Willenserklärung
Gilt Schweigen als Zustimmung?
Ganz allgemein besteht ein Rechtsgeschäft aus Willenserklärungen – die zumeist durch einen Vertrag dokumentiert werden –, welche auf die Herbeiführung von Rechtsfolgen gerichtet sind. Grundsätzlich werden die Willenserklärungen zweier Vertragsparteien benötigt, um Rechtsfolgen auszulösen. In bestimmten Fällen genügt dafür sogar eine einzige Willenserklärung. Es gilt das Prinzip der Privatautonomie, weshalb aus den Willenserklärungen grundsätzlich auch nur eine von den Parteien gewollte Rechtsfolge resultiert. In Ausnahmefällen kann eine Partei jedoch auch gegen ihren Willen an einen Vertrag gebunden sein, beispielsweise wenn diese die Willenserklärung zumindest fahrlässig gesetzt hat.
Arten der Willenserklärung
Es gibt unterschiedliche Arten von Willenserklärungen: die schlüssige, die stillschweigende oder die konkludente Willenserklärung. Bei der konkludenten Willenserklärung wird der Erklärungswert nicht durch Worte oder aus einem bestimmten Verhalten, sondern aus den allgemeinen Begleitumständen geschlossen. Es ist dabei aber streng darauf zu achten, dass die Handlung der Verkehrssitte, den üblichen Gebräuchen oder Gewohnheiten entspricht und somit eindeutig in eine bestimmte Richtung verstanden werden kann. Eine konkludente Willenserklärung kann auch durch Unterlassung – beispielsweise durch Schweigen – ausgelöst werden. Dabei darf aber das Schweigen generell nicht als Zustimmung gewertet werden, da diesem kein Erklärungswert beigemessen werden kann. Schweigen gilt also ganz grundsätzlich nicht als Zustimmung. In ganz bestimmten Konstellationen kann Schweigen jedoch als Zustimmung gewertet werden. Dies allerdings nur dann, wenn aufgrund einer Sonderrechtsbeziehung (ständige Geschäftsbeziehung, vorvertragliche Schuldverhältnisse) eine Pflicht zum Widerspruch besteht, wenn es bis jetzt zwischen den Parteien so üblich war oder wenn das Rechtsgeschäft dem Schweigenden ausschließlich Vorteile bringt.
OGH 24. 03. 2021, 3 Ob 27/21y
Mit dem Thema, dass Schweigen als Zustimmung gewertet werden kann, beschäftigte sich der OGH in seiner Entscheidung 3 Ob 27/21y.
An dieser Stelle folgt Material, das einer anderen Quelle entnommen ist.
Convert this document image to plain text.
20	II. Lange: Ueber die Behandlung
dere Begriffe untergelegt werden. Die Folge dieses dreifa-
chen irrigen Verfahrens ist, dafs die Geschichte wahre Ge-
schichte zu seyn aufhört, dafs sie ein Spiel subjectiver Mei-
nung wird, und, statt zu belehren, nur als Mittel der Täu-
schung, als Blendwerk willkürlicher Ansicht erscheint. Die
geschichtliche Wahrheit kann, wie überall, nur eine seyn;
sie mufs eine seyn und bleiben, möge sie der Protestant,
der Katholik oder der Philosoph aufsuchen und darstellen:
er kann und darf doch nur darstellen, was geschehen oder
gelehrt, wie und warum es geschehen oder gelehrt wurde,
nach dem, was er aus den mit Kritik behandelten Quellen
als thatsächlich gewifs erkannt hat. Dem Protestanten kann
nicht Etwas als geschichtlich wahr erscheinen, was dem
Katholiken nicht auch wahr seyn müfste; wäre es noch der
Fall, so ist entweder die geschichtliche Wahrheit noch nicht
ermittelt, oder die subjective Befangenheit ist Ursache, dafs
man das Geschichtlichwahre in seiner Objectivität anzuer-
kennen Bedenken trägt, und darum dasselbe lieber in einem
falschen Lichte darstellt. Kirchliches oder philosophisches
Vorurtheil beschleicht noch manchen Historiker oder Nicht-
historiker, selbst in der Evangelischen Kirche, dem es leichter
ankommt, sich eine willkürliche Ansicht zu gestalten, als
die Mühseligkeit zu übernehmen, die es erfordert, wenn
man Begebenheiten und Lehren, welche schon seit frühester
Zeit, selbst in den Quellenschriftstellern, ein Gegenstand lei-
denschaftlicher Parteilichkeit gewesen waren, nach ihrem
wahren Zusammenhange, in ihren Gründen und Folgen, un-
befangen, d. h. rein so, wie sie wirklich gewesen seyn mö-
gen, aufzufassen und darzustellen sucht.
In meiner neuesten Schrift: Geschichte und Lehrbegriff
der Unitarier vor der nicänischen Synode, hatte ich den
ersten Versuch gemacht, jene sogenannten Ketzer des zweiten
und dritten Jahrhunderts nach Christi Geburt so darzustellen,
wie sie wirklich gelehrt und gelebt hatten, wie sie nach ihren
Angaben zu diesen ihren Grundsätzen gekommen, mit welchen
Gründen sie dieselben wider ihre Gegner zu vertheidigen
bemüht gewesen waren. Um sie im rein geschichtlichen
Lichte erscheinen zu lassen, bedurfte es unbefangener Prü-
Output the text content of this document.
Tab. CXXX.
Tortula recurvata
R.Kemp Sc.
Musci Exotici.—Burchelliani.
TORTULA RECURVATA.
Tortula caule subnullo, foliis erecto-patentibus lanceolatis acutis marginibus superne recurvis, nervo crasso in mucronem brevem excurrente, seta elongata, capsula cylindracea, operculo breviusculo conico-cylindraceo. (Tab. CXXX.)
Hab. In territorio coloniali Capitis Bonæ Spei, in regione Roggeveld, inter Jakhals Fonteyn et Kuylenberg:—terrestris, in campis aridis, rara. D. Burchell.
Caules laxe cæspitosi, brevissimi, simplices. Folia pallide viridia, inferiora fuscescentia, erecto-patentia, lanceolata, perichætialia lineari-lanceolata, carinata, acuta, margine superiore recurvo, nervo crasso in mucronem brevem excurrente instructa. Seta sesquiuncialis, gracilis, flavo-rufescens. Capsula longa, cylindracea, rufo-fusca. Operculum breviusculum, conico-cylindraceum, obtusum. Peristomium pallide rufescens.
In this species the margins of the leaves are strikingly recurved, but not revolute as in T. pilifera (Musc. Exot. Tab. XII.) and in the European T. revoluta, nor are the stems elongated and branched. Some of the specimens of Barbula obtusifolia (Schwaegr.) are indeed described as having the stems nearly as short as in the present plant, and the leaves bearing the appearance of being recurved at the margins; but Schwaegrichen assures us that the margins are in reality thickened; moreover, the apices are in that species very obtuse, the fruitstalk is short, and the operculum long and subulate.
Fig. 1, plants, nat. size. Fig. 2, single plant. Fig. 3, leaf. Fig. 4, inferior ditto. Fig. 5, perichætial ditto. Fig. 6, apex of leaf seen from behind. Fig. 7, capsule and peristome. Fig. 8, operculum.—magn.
Im Anlassfall beauftragte die Klägerin (AG) die Beklagte (AN) mit Bauarbeiten. Der Schätzungsanschlag betrug dabei 125.900 Euro. Nach Beginn der Arbeiten übermittelte die Beklagte der Klägerin per Mail eine genaue Kalkulation der Mehrleistungen im Ausmaß von 36.817 Euro, welche aus den – zwischenzeitlich geklärten – Unklarheiten bezüglich Planung und Statik resultierten. Die Beklagte führte dabei weiter aus, dass es zu keinerlei unbekannten Kosten oder Überraschungen während der Ausführungsphase kommen wird. Die Klägerin trat nach Erhalt der Mail nicht vom Vertrag zurück, sondern beglich die entsprechende Rechnung. Das Berufungsgericht beurteilte den Sachverhalt wie folgt: Das Mail der Beklagten sei so zu verstehen gewesen, dass diese die Richtigkeit des erhöhten Kostenvoranschlags gemäß § 1170a ABGB garantiere. Auch habe die Klägerin durch das Begleichen der Rechnung und das Nicht-Zurücktreten vom Vertrag die Mehrkosten schlüssig akzeptiert. Dies sei auch nach Ansicht des Obersten Gerichtshofs nicht korrekturbedürftig. Im konkreten Fall war daher – nach Ansicht des Berufungsgerichts – die Zahlung der Teilrechnung durch die Klägerin als schlüssige Zustimmung zu den ihr bekanntgegebenen Mehrkosten zu verstehen, da die Erklärung der Beklagten ausschließlich mit Vorteilen für die Klägerin verbunden war, da die Beklagte im E-Mail die Richtigkeit des (erhöhten) Kostenvoranschlags garantierte. Folglich war in dieser besonderen Konstellation das Schweigen der Klägerin hierzu – in Abweichung von der Grundregel, dass Schweigen auf ein Vertragsanbot prinzipiell weder Annahme noch Ablehnung, sondern überhaupt keine Willenserklärung darstellt – als Zustimmung zu werten.
Fazit
Um Rechtssicherheit zu haben, ist im Zweifel eine Willenserklärung dem Schweigen jedenfalls vorzuziehen.